Our sources were adamant that while they were on the right track, they don't believe the parts were ready for prime time and still believed that they have much to improve in the Knights Corner in B0 and C1 silicon revisions. However, with commercial shipments starting sooner than later (target = Lead the Top 500 list in June 2013), a Chelsea miracle had to happen.
Enter B0 ASIC. This part represents a much bigger step in evolution of the part and introduces several "must have" features from contemporary GPUs, or should we say – "must have" features from desktop and notebook CPUs from quite some time.
Knights Corner B0 comes in several flavors, with 57C, 60C and 61 cores being the most common configurations. Yes, the company unlocked an odd number of cores, compared to even number in Larrabee and Aubrey Isle. The change in number of processing cores changed L1 and L2 cache, and we now have 1.8-1.9MB of L1 and 28-30.5MB of L2 cache. Onboard memory now greatly varies between the parts, with available flavors being 3GB, 6GB and 8GB of GDDR5 memory.
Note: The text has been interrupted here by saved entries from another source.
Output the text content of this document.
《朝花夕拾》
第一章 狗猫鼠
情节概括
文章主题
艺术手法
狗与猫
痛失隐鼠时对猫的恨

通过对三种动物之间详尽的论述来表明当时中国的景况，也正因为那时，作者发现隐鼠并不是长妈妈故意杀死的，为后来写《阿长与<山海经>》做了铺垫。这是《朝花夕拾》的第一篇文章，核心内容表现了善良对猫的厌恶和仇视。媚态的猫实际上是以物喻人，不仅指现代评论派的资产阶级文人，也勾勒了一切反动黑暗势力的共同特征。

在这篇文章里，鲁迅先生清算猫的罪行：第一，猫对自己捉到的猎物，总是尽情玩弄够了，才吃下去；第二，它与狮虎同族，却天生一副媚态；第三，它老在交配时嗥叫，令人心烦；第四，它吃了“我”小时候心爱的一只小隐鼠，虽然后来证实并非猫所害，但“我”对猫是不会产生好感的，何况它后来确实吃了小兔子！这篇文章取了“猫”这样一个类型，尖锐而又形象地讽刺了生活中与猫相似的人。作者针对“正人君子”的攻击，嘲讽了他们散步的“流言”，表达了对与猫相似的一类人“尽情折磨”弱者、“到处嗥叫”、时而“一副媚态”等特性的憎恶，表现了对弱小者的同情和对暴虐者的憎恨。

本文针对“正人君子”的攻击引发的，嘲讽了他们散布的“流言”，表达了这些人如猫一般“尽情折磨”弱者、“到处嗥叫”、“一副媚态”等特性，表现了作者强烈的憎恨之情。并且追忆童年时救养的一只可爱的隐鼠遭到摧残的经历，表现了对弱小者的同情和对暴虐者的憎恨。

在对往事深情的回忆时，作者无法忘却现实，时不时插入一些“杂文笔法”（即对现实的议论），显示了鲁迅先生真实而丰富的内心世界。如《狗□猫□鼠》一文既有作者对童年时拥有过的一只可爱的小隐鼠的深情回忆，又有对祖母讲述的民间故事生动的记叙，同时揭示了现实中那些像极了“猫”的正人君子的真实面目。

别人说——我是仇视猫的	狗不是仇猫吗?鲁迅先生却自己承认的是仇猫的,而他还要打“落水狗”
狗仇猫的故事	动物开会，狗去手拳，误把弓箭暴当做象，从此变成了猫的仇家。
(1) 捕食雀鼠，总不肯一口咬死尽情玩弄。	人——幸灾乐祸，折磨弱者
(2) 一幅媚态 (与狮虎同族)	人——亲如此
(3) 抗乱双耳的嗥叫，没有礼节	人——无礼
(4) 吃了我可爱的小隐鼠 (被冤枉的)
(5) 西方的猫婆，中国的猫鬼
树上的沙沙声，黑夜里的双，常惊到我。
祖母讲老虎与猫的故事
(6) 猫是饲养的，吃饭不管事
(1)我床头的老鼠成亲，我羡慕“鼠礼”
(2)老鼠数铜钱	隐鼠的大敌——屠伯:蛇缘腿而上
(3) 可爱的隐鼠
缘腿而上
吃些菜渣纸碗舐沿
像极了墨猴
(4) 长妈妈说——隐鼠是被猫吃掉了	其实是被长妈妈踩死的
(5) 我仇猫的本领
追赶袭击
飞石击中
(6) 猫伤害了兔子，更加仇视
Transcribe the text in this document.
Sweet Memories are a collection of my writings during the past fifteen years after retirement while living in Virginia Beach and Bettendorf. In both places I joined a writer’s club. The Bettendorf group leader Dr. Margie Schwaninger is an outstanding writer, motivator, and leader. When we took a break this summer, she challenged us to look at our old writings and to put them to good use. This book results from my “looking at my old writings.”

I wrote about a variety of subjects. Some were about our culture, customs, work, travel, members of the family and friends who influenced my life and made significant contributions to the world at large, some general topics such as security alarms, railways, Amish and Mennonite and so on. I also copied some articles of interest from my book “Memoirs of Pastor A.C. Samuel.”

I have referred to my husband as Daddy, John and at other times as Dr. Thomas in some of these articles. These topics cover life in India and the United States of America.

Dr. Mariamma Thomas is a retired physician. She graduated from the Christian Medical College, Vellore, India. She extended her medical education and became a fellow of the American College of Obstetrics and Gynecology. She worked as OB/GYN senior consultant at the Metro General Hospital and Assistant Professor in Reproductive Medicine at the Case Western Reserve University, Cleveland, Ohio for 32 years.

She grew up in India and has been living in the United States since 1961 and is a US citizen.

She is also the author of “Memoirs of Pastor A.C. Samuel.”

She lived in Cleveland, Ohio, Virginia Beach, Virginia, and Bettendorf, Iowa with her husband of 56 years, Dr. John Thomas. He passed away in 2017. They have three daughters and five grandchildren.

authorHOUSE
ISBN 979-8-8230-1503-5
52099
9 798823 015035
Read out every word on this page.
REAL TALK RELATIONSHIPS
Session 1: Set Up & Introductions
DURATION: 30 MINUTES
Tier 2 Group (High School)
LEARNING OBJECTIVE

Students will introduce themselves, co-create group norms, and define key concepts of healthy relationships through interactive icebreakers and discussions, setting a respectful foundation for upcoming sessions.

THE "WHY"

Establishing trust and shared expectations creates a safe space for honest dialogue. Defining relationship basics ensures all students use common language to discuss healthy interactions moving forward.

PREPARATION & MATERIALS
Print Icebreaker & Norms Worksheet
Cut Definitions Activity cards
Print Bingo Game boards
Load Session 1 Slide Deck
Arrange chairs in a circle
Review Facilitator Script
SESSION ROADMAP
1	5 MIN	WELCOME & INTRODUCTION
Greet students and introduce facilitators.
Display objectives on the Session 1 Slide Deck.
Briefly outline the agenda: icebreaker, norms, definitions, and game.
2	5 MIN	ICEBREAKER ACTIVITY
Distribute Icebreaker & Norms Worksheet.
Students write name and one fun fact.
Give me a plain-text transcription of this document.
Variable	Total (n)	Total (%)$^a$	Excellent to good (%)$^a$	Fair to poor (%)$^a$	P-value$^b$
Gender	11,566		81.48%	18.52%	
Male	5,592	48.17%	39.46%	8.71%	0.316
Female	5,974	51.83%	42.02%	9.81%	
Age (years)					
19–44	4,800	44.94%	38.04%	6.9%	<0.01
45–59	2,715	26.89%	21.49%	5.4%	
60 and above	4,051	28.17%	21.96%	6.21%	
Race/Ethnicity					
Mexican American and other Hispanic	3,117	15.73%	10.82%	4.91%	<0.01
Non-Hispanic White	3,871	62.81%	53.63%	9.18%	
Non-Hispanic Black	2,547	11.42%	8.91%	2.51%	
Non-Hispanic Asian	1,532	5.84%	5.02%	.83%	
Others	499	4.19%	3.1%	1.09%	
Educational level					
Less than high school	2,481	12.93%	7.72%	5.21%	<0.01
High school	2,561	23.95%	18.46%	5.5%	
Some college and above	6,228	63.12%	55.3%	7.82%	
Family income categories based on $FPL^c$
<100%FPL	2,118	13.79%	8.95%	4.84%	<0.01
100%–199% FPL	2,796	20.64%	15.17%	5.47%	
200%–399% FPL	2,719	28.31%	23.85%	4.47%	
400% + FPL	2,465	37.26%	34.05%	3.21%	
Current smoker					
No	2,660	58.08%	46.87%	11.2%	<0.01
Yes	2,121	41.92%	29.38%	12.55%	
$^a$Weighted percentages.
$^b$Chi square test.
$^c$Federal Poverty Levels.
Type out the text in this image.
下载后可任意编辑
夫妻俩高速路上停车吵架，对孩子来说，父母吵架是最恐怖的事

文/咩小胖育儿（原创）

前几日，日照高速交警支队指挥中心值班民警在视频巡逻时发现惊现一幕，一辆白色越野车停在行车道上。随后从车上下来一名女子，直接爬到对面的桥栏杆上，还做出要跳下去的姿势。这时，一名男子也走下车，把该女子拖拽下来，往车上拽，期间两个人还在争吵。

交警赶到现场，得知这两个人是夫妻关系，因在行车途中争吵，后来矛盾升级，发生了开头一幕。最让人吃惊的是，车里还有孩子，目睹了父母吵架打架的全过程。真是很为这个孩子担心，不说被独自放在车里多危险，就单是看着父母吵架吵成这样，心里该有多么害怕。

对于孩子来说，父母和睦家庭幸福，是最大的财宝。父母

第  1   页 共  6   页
Chips now have a set minimal clock speed of 600 MHz (57C/3GB and 57C/6GB) and 630+ MHz for the 60C/8GB and two 61C/8GB cards. Memory clock is now set at more realistic 5-5.5 billion transfers (1.25-1.37 GHz QDR), enabling memory bandwidth figures exceeding 300 GB/s. Top clock is now set at 1.1GHz for 57C/3GB and 57C/6GB parts, while the rest either works at 1.05 or 1.09GHz. The big news is the introduction of Turbo mode, but we weren't able to sniff out the exact clock achievable in Turbo mode for a low amount of active core.
TDP e.g. Thermal Design Power also underwent significant changes. Intel now offers two 245W boards (57C/3GB and 60C/6GB) and three 300W designs (57C/6GB and two 61C/8GB) and is available in two configurations – with or without passive heatsink. Active heatsink (the old Larrabee design) is only available with the 57C/6GB/300W version, while top range configurations (G5756-200 and G5757-200) come either without any thermal solution (probably for testing the liquid cooling and 3rd party designs, such as liquid cooling design from CoolIT Systems, which dates back to 2009), or with a passive heatsink. The passive designs are all meant for rackable servers, where large amount of air will funnel through the thick and heavy dual-slot heatsink. Personally, I had one of the cards in my hands and trust me they are not light by any standards.
All B0 boards carry the revision ES2 and feature a lot of changes from A0 silicon. Allegedly, wonder BIOS managed to fix a lot of things, and our sources are confident they can take the battle versus the more power efficient parts from Nvidia and AMD. Intel's internal desire is to reach 1TFLOPS DP and 2TFLOPS SP. According to the numbers above, we don't believe it is an impossible task. After all, if you invest billions, sooner or later you'll hit the jack pot. Or at least hope for it.
We will continue our coverage of Knights Corner, as well as the second generation architecture codenamed Knights Landing (or is it fifth… if we count all Larrabee generations).